2025 Summary

The year 2025 was a pivotal period for the MLCommons Science Working Group, marked by a transition from broad conceptual discussions to the creation of concrete tools, frameworks, and educational resources for the scientific community.

Key Initiatives

Benchmark Carpentry and Democratization

A central theme of the year was the "Benchmark Carpentry" initiative. The group shifted its focus toward the "craft" of benchmarking—providing a standardized, accessible methodology for creating high-quality scientific benchmarks.

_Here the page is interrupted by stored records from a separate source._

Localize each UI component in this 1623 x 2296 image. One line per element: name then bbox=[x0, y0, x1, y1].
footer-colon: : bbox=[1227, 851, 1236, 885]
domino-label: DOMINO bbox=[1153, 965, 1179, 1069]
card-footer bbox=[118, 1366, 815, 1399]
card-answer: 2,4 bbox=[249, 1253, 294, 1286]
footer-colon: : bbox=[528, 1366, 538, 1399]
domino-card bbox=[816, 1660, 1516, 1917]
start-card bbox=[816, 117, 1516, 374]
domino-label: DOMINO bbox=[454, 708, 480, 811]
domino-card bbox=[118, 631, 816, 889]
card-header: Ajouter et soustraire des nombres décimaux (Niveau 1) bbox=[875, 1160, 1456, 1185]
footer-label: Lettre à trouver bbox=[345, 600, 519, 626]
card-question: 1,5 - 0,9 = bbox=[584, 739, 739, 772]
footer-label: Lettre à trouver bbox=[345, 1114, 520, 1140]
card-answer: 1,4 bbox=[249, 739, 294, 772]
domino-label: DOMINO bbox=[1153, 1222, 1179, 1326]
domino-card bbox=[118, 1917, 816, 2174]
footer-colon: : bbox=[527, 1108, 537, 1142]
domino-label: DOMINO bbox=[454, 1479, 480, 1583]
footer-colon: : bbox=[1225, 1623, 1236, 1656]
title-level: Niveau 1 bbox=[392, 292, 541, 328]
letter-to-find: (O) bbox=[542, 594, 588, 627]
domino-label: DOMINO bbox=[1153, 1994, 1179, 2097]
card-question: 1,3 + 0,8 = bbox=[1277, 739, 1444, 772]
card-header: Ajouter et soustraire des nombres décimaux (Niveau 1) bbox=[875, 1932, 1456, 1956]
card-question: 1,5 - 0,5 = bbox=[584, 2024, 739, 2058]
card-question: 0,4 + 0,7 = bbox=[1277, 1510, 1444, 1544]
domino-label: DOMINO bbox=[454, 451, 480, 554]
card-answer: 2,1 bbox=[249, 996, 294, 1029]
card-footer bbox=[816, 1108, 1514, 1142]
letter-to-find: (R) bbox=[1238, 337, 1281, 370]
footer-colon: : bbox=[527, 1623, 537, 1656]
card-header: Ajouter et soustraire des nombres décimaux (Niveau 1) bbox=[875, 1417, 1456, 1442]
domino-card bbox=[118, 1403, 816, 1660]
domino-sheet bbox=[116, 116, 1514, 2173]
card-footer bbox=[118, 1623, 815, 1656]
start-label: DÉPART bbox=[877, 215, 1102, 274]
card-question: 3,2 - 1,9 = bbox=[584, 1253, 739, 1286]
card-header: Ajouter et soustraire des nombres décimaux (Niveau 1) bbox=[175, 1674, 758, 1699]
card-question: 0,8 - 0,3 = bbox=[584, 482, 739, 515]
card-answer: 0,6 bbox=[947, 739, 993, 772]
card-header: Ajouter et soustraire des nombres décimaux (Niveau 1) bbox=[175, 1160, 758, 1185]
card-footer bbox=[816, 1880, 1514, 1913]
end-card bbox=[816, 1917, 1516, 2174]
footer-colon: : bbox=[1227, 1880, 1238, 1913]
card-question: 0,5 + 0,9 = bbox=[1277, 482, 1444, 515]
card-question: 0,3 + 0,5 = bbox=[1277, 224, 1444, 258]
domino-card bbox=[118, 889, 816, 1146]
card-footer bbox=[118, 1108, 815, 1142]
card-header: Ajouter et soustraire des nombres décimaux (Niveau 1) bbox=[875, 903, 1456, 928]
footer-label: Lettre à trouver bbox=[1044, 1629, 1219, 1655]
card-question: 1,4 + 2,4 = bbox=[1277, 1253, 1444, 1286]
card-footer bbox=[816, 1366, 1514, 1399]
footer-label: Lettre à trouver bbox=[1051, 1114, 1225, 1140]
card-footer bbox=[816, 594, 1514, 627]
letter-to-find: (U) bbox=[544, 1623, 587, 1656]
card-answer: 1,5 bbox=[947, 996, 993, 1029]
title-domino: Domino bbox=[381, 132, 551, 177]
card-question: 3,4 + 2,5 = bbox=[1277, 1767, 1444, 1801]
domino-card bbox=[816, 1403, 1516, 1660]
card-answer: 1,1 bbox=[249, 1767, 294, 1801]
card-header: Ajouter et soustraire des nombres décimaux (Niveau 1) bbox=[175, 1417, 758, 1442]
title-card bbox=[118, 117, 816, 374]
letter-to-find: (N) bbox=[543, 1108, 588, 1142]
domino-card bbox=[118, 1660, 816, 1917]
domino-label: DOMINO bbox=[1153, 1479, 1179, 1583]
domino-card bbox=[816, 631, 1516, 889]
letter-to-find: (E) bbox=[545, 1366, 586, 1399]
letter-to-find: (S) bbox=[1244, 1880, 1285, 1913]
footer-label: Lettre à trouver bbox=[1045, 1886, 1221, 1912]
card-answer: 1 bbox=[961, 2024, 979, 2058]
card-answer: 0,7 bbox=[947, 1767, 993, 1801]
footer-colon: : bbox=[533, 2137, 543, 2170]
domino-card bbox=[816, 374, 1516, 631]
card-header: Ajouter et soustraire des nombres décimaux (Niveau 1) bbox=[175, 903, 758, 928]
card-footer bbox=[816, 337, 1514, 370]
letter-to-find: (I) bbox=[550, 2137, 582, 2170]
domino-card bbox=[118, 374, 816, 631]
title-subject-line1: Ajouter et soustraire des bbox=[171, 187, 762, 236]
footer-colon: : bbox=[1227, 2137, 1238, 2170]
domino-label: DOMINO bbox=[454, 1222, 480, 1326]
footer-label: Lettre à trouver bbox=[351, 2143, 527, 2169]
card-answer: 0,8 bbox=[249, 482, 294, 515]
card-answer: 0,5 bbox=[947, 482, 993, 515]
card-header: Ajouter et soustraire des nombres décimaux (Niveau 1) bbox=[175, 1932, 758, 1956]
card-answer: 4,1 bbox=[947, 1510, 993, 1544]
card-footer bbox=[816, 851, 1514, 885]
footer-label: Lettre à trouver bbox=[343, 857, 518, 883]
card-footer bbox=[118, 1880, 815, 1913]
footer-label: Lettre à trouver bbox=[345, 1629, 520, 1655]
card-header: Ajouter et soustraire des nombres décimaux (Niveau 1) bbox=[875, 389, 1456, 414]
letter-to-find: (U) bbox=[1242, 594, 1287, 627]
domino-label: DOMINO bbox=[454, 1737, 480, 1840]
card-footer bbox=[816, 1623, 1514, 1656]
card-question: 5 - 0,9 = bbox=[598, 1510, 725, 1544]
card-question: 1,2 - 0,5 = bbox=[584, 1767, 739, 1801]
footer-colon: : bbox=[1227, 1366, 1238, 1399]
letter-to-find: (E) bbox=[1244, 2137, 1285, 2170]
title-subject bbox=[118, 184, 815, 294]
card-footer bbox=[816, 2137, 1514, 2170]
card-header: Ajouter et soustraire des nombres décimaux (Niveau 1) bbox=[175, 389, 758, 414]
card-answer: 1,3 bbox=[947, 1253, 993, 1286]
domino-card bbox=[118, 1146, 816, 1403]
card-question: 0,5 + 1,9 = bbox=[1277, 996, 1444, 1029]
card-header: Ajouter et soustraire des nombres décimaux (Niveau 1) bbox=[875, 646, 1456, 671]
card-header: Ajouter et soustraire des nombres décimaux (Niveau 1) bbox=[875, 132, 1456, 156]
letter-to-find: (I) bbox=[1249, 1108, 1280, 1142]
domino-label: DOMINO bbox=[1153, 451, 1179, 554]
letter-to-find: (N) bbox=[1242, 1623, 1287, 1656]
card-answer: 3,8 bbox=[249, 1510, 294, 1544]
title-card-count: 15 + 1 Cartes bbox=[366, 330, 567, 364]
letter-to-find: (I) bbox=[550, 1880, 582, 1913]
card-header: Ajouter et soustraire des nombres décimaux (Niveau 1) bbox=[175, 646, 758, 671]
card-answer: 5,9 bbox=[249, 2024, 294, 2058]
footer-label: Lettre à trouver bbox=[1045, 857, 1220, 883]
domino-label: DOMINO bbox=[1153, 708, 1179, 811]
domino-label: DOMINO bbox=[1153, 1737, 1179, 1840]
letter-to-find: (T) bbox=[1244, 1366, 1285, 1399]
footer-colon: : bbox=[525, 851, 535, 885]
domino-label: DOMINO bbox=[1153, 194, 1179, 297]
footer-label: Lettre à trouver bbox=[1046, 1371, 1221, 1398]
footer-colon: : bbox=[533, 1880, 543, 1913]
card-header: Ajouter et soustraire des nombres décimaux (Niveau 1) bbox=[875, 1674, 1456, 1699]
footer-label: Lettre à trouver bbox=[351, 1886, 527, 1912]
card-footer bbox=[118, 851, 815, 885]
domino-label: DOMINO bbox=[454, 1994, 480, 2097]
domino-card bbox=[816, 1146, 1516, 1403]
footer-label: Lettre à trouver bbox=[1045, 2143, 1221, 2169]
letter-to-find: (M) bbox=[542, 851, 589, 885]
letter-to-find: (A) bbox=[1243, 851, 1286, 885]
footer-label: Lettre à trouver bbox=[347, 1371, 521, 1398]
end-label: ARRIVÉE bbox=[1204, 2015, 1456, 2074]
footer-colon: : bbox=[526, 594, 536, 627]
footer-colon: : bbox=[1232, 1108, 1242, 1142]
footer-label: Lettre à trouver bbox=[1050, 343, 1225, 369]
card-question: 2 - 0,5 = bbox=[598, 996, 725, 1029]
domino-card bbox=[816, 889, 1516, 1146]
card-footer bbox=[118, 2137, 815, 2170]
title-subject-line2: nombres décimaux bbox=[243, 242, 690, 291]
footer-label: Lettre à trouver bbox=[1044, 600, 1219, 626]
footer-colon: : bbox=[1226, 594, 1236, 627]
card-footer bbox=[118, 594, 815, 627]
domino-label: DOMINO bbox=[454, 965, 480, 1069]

This effort culminated in the white paper "AI Benchmarks Carpentry and Democratization," which emphasizes a structured approach to benchmark design, including problem specification, constraints, datasets, and reproducible protocols.

Automated Benchmark Cataloging

The group developed a sophisticated system for cataloging AI for Science benchmarks: - Benchmark Website: Launched a public, searchable, and filterable index of benchmarks (mlcommons-science.github.io/benchmark). - YAML-based Workflow: Implemented a "source of truth" using YAML files, allowing for easy contributions via pull requests and automated website updates. - LLM-Assisted Extraction: Pioneered the use of "Deep Research" LLMs to automate the extraction of benchmark metadata from academic papers and websites, significantly accelerating the cataloging process.

Technical Contributions and Discussions

GPU Performance and Data Movement

The group engaged in deep technical discussions regarding the bottlenecks of AI in science, particularly focusing on: - Data Movement: Analysis of the path from storage to GPU VRAM, discussing the role of GPUDirect Storage (GDS) and the Cloud Data Management Interface (CDMI). - Performance Monitoring: Exploration of tools like AMD Omnistat and NVML for aggregating system metrics at scale.

Time Series Benchmarking

Recognizing a gap in established benchmarks for time series data, the group worked on cataloging datasets and foundation models (such as Google's TimesFM), highlighting the challenges of inconsistent reporting and the need for standardized evaluation.

AI Agents and Tooling

The group explored the emergence of agentic AI for data analysis and the role of tool-use frameworks (e.g., ToolUniverse) in democratizing AI scientists.

Community and Governance

The working group continued to expand, welcoming new members from academia and industry globally. Discussions also touched upon the ethical implications of AI, including bias, fairness, and the impact of LLMs on the scientific research process.

Summary of Publications

AI Benchmarks Carpentry and Democratization: A white paper focusing on the methodology of benchmark creation.
Science Benchmarks and Ontologies: A paper detailing the collection and categorization of existing science benchmarks.